Installation¶

Python version¶

verifiable-rag requires Python 3.11 or newer (3.11, 3.12, 3.13). The library is pure-Python; the heavy dependencies (torch, transformers, etc.) are opt-in extras.

Install everything¶

For the recommended hybrid_balanced preset and the audit HTML report:

pip install "verifiable-rag[all]"

The [all] extra resolves to all of the following optional extras combined.

Lighter installs¶

The core wheel is intentionally tiny — every heavy dependency is opt-in. Pick the extras that match what you're going to use:

# Just the core data model & helpers — no parsing, no embedding, no LLMs
pip install verifiable-rag

# Parsing
pip install "verifiable-rag[docling]"   # Docling — best PDF quality, slow, OCR-capable
pip install "verifiable-rag[pymupdf]"   # PyMuPDF — fast, text-only, no OCR

# Sentence segmentation
pip install "verifiable-rag[wtpsplit]"  # wtpsplit SaT — used by the default segmenter

# Embedding
pip install "verifiable-rag[bge]"       # BGE-small via sentence-transformers (local, free)
pip install "verifiable-rag[cohere]"    # Cohere embed-english-v3 (hosted)
pip install "verifiable-rag[voyage]"    # Voyage embeddings (hosted)

# Indexing
pip install "verifiable-rag[lancedb]"   # LanceDB dense store
pip install "verifiable-rag[bm25]"      # BM25 sparse store via bm25s

# LLM generators / judges
pip install "verifiable-rag[litellm]"   # LiteLLM — routes Anthropic, OpenAI, Gemini, Groq, Ollama, ...

# Verifiers
pip install "verifiable-rag[hhem]"      # HHEM-2.1-open NLI verifier (~600 MB at runtime)
pip install "verifiable-rag[minicheck]" # MiniCheck-Flan-T5-Large (~770 MB at runtime)

# YAML pipeline config
pip install "verifiable-rag[yaml]"      # Pipeline.from_yaml()

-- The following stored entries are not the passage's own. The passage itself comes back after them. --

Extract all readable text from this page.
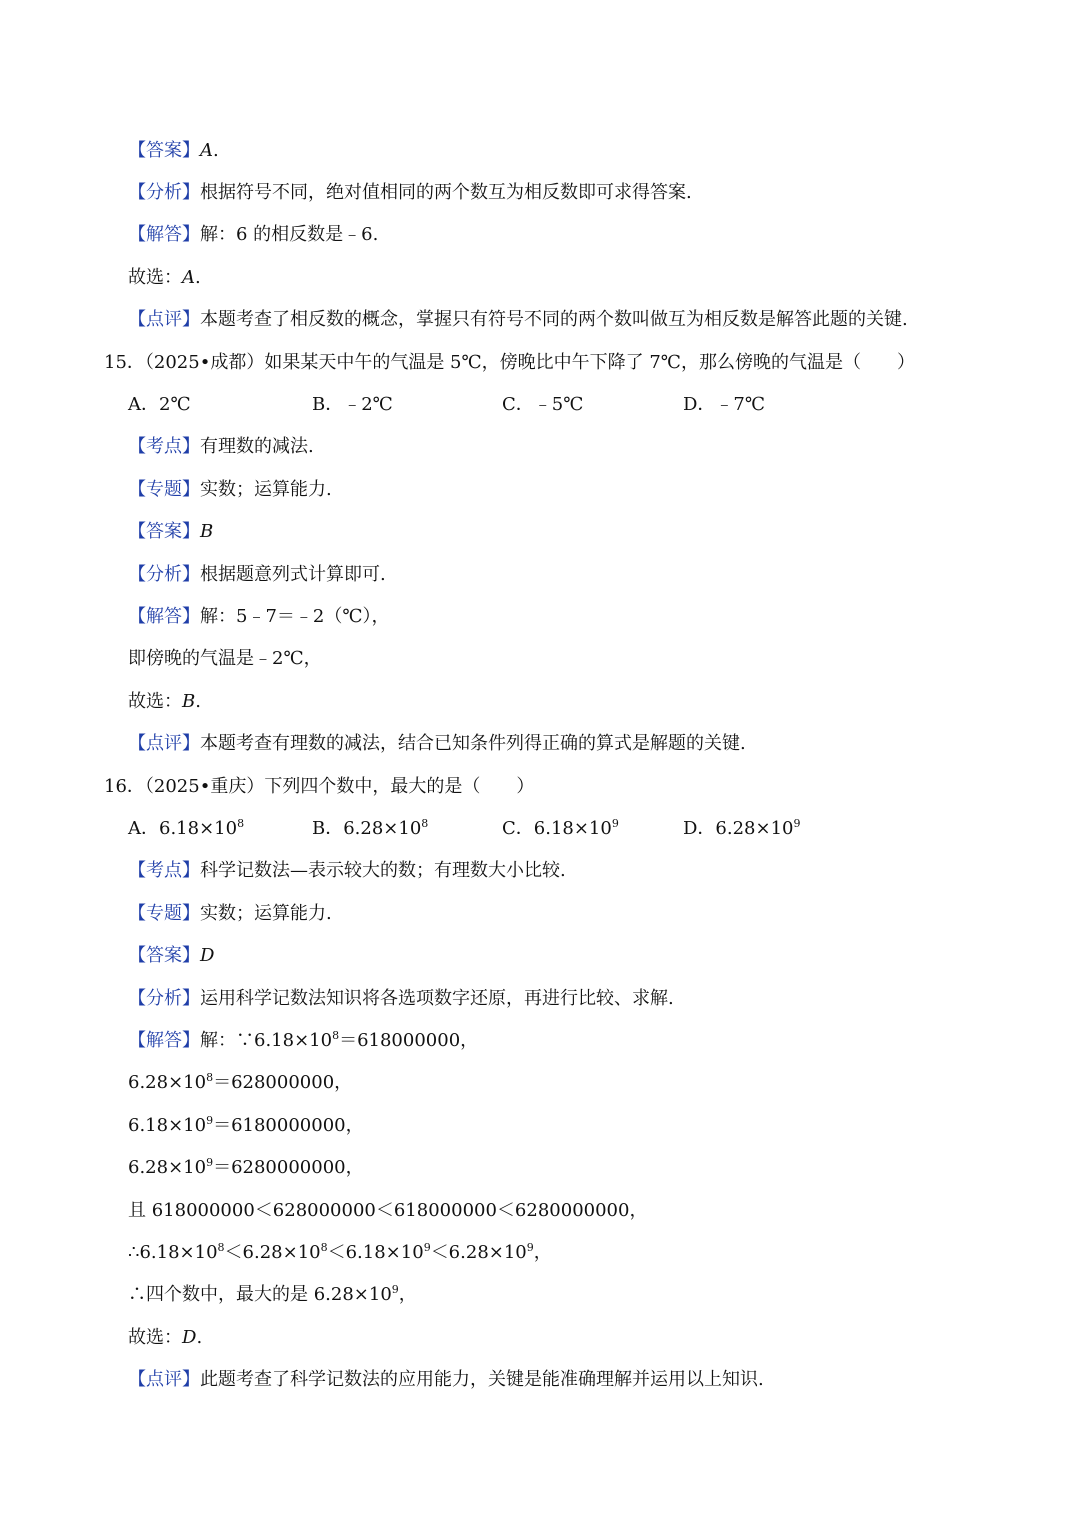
【答案】A.
【分析】根据符号不同，绝对值相同的两个数互为相反数即可求得答案.
【解答】解：6 的相反数是﹣6.
故选：A.
【点评】本题考查了相反数的概念，掌握只有符号不同的两个数叫做互为相反数是解答此题的关键.
15．（2025•成都）如果某天中午的气温是 5℃，傍晚比中午下降了 7℃，那么傍晚的气温是（　　）
A．2℃	B．﹣2℃	C．﹣5℃	D．﹣7℃
【考点】有理数的减法.
【专题】实数；运算能力.
【答案】B
【分析】根据题意列式计算即可.
【解答】解：5﹣7＝﹣2（℃），
即傍晚的气温是﹣2℃，
故选：B.
【点评】本题考查有理数的减法，结合已知条件列得正确的算式是解题的关键.
16．（2025•重庆）下列四个数中，最大的是（　　）
A．$6.18\times 10^8$	B．$6.28\times 10^8$	C．$6.18\times 10^9$	D．$6.28\times 10^9$
【考点】科学记数法—表示较大的数；有理数大小比较.
【专题】实数；运算能力.
【答案】D
【分析】运用科学记数法知识将各选项数字还原，再进行比较、求解.
【解答】解：$\because 6.18\times 10^8=618000000$，
$6.28\times 10^8=628000000$，
$6.18\times 10^9=6180000000$，
$6.28\times 10^9=6280000000$，
且 618000000＜628000000＜618000000＜6280000000，
$\therefore 6.18\times 10^8<6.28\times 10^8<6.18\times 10^9<6.28\times 10^9$，
∴四个数中，最大的是 $6.28\times 10^9$，
故选：D.
【点评】此题考查了科学记数法的应用能力，关键是能准确理解并运用以上知识.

# Modal-hosted GPU verifiers (advanced)
pip install "verifiable-rag[modal]"

API keys¶

The default hybrid_balanced preset needs two:

Service	Used for	Env var	Get one
Anthropic	Generator (Claude Haiku 4.5)	`ANTHROPIC_API_KEY`	console.anthropic.com
Cohere	Embedding + reranking	`COHERE_API_KEY`	dashboard.cohere.com

For zero-API-key retrieval, use the local_minimal preset (BGE + PyMuPDF, generator still needs Anthropic) or swap in a fully-local LLM via Ollama. See Local-only setup.

First-run model downloads¶

Verifier model weights are not bundled in the wheel — they're downloaded lazily from HuggingFace Hub on first use, then cached forever in ~/.cache/huggingface/hub/.

Verifier	Model	Size
`HHEMVerifier`	`vectara/hallucination_evaluation_model`	~600 MB
`MiniCheckVerifier`	`lytang/MiniCheck-Flan-T5-Large`	~770 MB
`LLMJudgeVerifier`	(hosted API, no local model)	0

Standard transformers progress bar is shown during download.

Editable / development install¶

git clone https://github.com/firish/rag-rack.git
cd rag-rack
python -m venv .venv && source .venv/bin/activate
pip install -e ".[all,dev]"

The [dev] extra adds pytest, mypy, ruff, and pre-commit.

Run the smoke tests:

pytest -m smoke

Verify the install¶

python -c "import verifiable_rag; print(verifiable_rag.__version__)"

A 5-second sanity check that the bundled demo helpers work:

python -c "from verifiable_rag.demo import load_sample_document; \
           d = load_sample_document(); \
           print(f'{len(d.sections)} sections, {sum(len(p.sentences) for s in d.sections for p in s.paragraphs)} sentences')"

Expected output: 1 sections, 84 sentences.

Troubleshooting¶

ImportError: No module named 'sentence_transformers' / 'cohere' / 'transformers'

You haven't installed the extra that pulls in the missing dependency. Re-install with the right extra (see table above), or just use pip install "verifiable-rag[all]".

AuthenticationError from LiteLLM

The generator model isn't getting the right API key. Confirm with echo $ANTHROPIC_API_KEY (or whichever provider). If it's set but still failing, check the provider's dashboard for rate-limit or billing issues.

First call hangs for a long time

The verifier models are downloading from HuggingFace (~1.4 GB combined for the dual NLI default). This is one-time; subsequent runs use the cache. Set HF_HUB_VERBOSITY=info to see the progress bar.

Out of memory on Apple Silicon MPS

Long premises can blow up MPS memory on the verifier's attention layer. Either drop the batch size at the call site or set PYTORCH_MPS_HIGH_WATERMARK_RATIO=0.0 (read the PyTorch MPS note first; this can cause system instability).